Best E-Commerce-Practices für Produkt-GTINs

Best E-Commerce-Practices für Produkt-GTINs

Vor einigen Wochen gab Google einige E-Commerce-Empfehlungen ab. Der Beitrag erklärte, warum umfassende Produktinformationen für Käufer wichtig sind – online wie offline – und welche Informationen volle Aufmerksamkeit erhalten sollten. Besonders häufig fiel die Abkürzung „GTIN“. Die Global Trade Item Number ist der EAN-Nachfolger zur weltweiten eindeutigen Identifikation von Produkten und besteht bereits seit 2009. Im deutschen Sprachgebrauch wird allerdings weiter der Begriff EAN verwendet – einen Unterschied gibt es allerdings nicht. Aber warum sind GTINs so wichtig im E-Commerce-Bereich?

GTIN-Best-Practices auf einen Blick

Die Global Trade Item Number dient der eindeutigen, weltweiten Identifizierung von Produkten und sollte daher Teil aller Listings und Produktbeschreibungen sein. Ebenso sind, falls vorhanden, MPNs (Manufacturer Part Number) und Markennamen zu verwenden. Google benennt folgende Best Practices für die Verwendung dieser drei ID-Marker:

  • Einzigartigkeit: Jedes Produkt soll über einen einzigartigen Identifikator verfügen, der dieses sowie im physischen als auch im digitalen Handelsbereich entsprechend identifizieren kann.
  • Prüfbarkeit: Die Produktidentität sowie weitere Produktdaten wollen über eine zuverlässige Quelle überprüft werden können. Globale Datenbanken ermöglichen weltweiten Zugriff.
  • Globale Reichweite: Durch zuverlässige, einzigartige und verlässliche Identifikatoren fallen Hürden und Barrieren für den weltweiten Handel.

Für Brands und Hersteller

Neben diesen allgemeinen Best Practices gab Google zudem weitere Empfehlungen für die Eingabe von Produktdaten in das Google Manufacturer Center ab, und zwar für verschiedene Sektoren. Marken und Produzenten sollten sich nach Möglichkeit an folgende Tipps halten:

  • Jedes Produkt muss eine einzigartige GTIN aufweisen.
  • Die Wiederverwendung von GTINs für andere / ähnliche Produkte stiftet Verwirrung und kann falsche / veraltete Informationen hinterlegen. Deswegen ist die GTIN unbedingt von offizieller Quelle zu beziehen.
  • Bei Maß- und Spezialanfertigungen kann die GTIN hinfällig sein, allerdings sollten die drei zuvor erwähnten Best Practices dennoch in alle informativen Bereiche eingebracht werden.
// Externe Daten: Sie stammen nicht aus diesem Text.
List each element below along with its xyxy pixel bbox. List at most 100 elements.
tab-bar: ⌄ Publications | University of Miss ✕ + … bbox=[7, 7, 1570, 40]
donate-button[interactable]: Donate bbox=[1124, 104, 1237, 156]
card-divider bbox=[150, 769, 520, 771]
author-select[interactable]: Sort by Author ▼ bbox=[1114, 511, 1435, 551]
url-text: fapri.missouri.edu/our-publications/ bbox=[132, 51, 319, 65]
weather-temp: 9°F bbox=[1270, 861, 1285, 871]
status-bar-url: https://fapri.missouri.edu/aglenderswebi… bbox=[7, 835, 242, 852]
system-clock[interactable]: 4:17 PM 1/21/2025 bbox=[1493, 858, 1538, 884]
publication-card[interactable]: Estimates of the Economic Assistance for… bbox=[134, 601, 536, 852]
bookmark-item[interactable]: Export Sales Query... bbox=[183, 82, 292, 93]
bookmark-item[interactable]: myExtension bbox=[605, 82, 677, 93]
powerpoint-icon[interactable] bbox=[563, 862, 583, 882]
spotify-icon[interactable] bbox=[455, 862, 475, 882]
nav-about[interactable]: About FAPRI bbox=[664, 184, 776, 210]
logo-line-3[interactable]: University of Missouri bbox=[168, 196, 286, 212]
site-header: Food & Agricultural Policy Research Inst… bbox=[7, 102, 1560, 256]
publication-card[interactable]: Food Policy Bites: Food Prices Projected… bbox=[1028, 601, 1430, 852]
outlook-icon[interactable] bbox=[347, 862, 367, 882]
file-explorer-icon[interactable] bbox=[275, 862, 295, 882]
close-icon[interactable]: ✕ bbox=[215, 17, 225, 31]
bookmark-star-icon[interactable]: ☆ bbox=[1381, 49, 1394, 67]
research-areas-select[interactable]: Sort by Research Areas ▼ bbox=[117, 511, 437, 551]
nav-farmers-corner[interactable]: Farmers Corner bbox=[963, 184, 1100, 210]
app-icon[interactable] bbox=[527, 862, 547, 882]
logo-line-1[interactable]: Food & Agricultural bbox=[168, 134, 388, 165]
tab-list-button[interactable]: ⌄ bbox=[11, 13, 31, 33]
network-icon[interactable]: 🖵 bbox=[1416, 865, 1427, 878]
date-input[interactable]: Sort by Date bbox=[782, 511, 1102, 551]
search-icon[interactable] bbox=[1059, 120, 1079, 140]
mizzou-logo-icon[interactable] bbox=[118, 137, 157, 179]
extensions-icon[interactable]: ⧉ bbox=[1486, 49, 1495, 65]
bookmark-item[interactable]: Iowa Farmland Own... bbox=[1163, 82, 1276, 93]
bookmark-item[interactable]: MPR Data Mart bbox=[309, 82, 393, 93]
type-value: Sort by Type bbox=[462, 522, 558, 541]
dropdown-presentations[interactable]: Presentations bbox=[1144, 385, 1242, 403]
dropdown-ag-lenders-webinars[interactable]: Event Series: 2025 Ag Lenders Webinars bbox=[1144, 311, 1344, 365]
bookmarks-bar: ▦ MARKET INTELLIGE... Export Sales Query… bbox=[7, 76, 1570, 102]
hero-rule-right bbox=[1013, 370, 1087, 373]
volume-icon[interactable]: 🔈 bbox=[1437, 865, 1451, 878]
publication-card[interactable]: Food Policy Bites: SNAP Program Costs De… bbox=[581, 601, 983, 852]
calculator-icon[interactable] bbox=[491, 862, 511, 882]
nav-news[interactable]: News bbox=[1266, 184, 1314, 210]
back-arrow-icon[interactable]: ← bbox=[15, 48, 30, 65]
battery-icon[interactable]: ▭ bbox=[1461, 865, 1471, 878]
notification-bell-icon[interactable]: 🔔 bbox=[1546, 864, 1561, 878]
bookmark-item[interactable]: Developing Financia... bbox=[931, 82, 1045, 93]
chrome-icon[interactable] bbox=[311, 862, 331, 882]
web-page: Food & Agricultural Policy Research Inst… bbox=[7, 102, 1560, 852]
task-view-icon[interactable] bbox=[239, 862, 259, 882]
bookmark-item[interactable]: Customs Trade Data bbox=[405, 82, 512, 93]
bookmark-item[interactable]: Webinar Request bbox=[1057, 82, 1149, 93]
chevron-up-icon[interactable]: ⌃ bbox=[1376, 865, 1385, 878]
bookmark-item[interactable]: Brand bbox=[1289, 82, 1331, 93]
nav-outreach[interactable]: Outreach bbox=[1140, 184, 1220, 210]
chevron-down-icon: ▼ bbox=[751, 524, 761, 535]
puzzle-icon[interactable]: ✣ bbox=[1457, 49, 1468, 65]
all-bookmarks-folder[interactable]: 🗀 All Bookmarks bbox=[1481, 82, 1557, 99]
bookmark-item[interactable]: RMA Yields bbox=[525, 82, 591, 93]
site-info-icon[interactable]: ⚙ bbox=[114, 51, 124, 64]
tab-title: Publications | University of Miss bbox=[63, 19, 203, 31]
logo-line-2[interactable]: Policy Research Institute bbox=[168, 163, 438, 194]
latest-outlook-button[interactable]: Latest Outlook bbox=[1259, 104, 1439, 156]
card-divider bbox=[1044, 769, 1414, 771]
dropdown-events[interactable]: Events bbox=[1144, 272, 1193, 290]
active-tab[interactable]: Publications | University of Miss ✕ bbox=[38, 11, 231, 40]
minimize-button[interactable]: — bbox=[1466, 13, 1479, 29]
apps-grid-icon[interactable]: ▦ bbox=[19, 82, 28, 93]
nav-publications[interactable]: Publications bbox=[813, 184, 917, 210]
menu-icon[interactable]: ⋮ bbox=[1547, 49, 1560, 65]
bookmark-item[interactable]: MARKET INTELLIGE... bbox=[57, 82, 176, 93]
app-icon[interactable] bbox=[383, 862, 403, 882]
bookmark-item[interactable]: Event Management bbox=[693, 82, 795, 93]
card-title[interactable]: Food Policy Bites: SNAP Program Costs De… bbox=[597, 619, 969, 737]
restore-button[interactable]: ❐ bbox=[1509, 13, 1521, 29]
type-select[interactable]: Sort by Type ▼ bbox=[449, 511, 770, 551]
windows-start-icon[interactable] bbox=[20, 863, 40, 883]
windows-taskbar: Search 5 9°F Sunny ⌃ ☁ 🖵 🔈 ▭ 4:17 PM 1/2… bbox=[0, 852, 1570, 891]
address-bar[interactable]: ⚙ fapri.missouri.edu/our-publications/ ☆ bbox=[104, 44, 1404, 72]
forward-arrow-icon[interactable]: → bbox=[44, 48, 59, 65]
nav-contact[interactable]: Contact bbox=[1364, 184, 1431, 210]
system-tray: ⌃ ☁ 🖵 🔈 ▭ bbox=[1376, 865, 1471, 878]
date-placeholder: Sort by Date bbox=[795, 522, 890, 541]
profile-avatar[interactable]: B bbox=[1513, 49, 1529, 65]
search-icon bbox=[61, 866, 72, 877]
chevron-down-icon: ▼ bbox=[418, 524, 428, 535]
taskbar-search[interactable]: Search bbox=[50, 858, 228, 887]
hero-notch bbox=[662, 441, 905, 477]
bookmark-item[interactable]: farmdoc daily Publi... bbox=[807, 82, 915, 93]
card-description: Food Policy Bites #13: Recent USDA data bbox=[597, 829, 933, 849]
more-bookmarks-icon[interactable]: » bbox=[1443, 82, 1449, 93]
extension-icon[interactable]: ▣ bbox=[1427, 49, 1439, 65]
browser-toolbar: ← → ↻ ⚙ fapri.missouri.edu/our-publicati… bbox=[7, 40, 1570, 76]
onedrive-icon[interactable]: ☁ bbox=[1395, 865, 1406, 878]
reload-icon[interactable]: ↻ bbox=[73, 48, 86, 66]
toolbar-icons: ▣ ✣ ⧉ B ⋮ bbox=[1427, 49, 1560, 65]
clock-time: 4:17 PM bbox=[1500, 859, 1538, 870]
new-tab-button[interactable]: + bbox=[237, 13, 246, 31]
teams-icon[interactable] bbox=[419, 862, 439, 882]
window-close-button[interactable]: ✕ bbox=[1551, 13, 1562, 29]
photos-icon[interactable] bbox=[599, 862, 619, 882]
Für Händler und Drittanbieter

Im Verkauf bzw. Weiterverkauf sollte auf folgende Empfehlungen geachtet werden:

  • Ausschließlich qualitativ hochwertige, strukturierte Daten wollen an Google weitergegeben werden.
  • Sofern eine GTIN existiert, ist diese unbedingt anzugeben – im Produktfeed sowie in den strukturierten Daten. Gibt es keine GTIN, so wären bereitgestellte Markeninfos und MPNs bereitzustellen.
  • Händler sollen keine existierenden GTINs für neue Produkte verwenden, keine GTINs erfinden und, sofern sie nicht zugleich Hersteller sind, keine neuen GTINs registrieren.

Für Online-Publizierung

Wer Produkt-Content und -Rezensionen verfasst, hält sich an folgende Prinzipien:

  • Es soll ausschließlich der genaue, offizielle Produktname verwendet werden. Das vermeidet Missverständnisse und erleichtert die Auffindbarkeit in Suchmaschinen.
  • Strukturierte Daten inklusive GTINs begleiten Produktrezensionen. Auf diese Weise können Suchmaschinen Inhalt und Intention der gecrawlten und angezeigten Seite besser verstehen.
  • Auch für Content-Provider gilt: Alle GTINs müssen gültig und einzigartig sein. Erfundene und/oder wiederverwendete Nummern sind ein No-Go.